If your company does have an operating agreement, but your specific issue isn't covered by the agreement, the state laws apply.

In some cases, shareholders or members of companies can ask their fellow business owners to buy them out and let them leave in peace. This practice isn't always allowed by the state or the company's governing documents. Buyout or withdrawal remedies should be clearly addressed when the business is first formed and the documents are written, but if not, the owners of a company are usually required to stick around until the company is dissolved or the other owners transfer ownership.

When a Business Break-Up Is Forced

If things have ended up in pretty bad shape, a business owner may be able to convince a judge to force their company to dissolve. Dissolution automatically frees business owners from their obligations — whether managerial, financial, or both. This isn't always a viable option, so it'll depend on the type of business and the situation it is in.

Certain circumstances are considered grounds for a forced dissolution.
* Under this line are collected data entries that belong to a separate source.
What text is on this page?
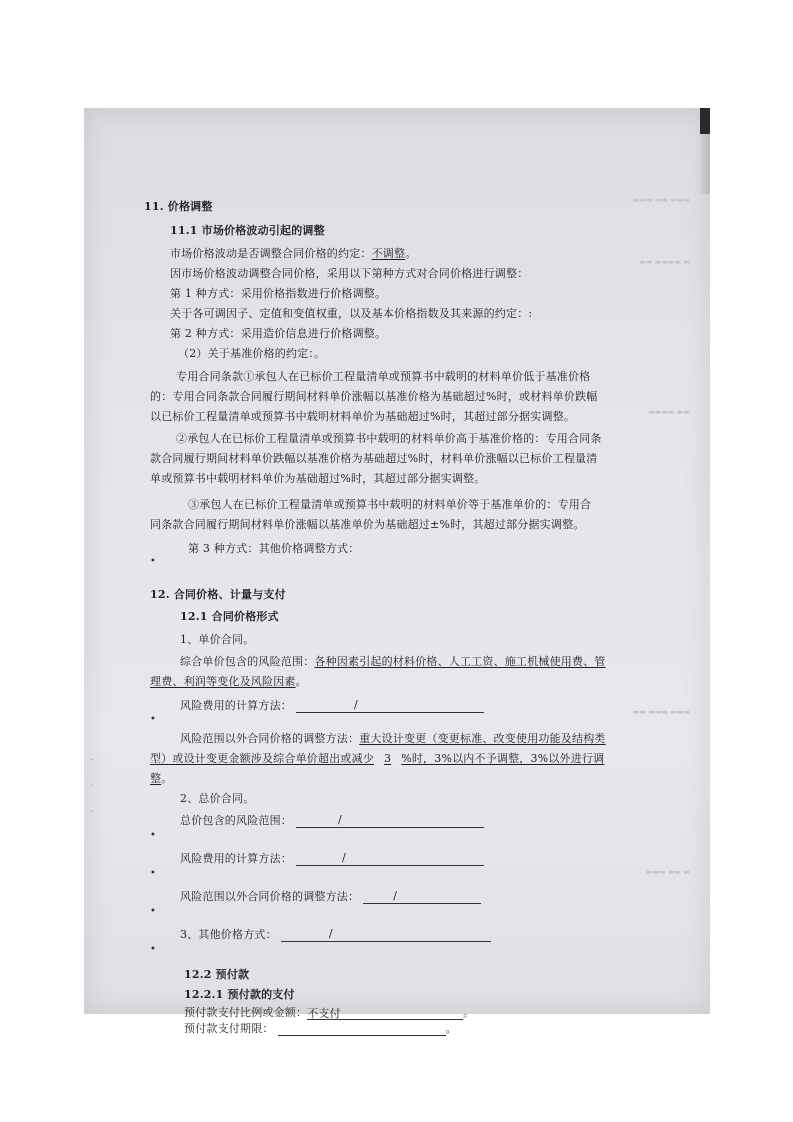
·
·
·
▬▬▬ ▬▬ ▬▬▬
▬▬ ▬▬▬▬ ▬
▬▬▬▬ ▬▬
▬▬ ▬▬▬ ▬▬▬
▬▬▬ ▬▬ ▬
11. 价格调整
11.1 市场价格波动引起的调整
市场价格波动是否调整合同价格的约定：不调整。
因市场价格波动调整合同价格，采用以下第种方式对合同价格进行调整：
第 1 种方式：采用价格指数进行价格调整。
关于各可调因子、定值和变值权重，以及基本价格指数及其来源的约定：:
第 2 种方式：采用造价信息进行价格调整。
（2）关于基准价格的约定：。
专用合同条款①承包人在已标价工程量清单或预算书中载明的材料单价低于基准价格
的：专用合同条款合同履行期间材料单价涨幅以基准价格为基础超过%时，或材料单价跌幅
以已标价工程量清单或预算书中载明材料单价为基础超过%时，其超过部分据实调整。
②承包人在已标价工程量清单或预算书中载明的材料单价高于基准价格的：专用合同条
款合同履行期间材料单价跌幅以基准价格为基础超过%时，材料单价涨幅以已标价工程量清
单或预算书中载明材料单价为基础超过%时，其超过部分据实调整。
③承包人在已标价工程量清单或预算书中载明的材料单价等于基准单价的：专用合
同条款合同履行期间材料单价涨幅以基准单价为基础超过±%时，其超过部分据实调整。
第 3 种方式：其他价格调整方式：
•
12. 合同价格、计量与支付
12.1 合同价格形式
1、单价合同。
综合单价包含的风险范围：各种因素引起的材料价格、人工工资、施工机械使用费、管
理费、利润等变化及风险因素。
风险费用的计算方法：	/
•
风险范围以外合同价格的调整方法：重大设计变更（变更标准、改变使用功能及结构类
型）或设计变更金额涉及综合单价超出或减少 3 %时，3%以内不予调整，3%以外进行调
整。
2、总价合同。
总价包含的风险范围：	/
•
风险费用的计算方法：	/
•
风险范围以外合同价格的调整方法：	/
•
3、其他价格方式：	/
•
12.2 预付款
12.2.1 预付款的支付
预付款支付比例或金额： 不支付	。
预付款支付期限：	。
If a business owner can convince a court that the company is stuck in a hopeless deadlock situation over a major decision or that the business has committed some form of fraud, they have a good chance of getting the court to force a break-up.

In order to have much power in the eyes of the court, a business owner must hold at least half of the business. If the owner doesn't hold that many shares, they can try to get other owners to join them in their efforts. If they can get enough owners to represent at least half of the ownership interest, the group can petition the court.

In the event that a company has acted illegally, engaged in fraudulent activity, or acted oppressively toward one of its members, the member who takes the issue before the courts only needs to represent 20 percent of the company membership interest or shares. In this case, a court could decide that the dissolution of the business is unnecessary and suggest alternative solutions to the problem, like a buyout of the injured party.

Limited liability companies can usually only be dissolved by a member if that member can prove that the company is no longer able to conduct business in while still conforming to its operating agreement or articles of organization.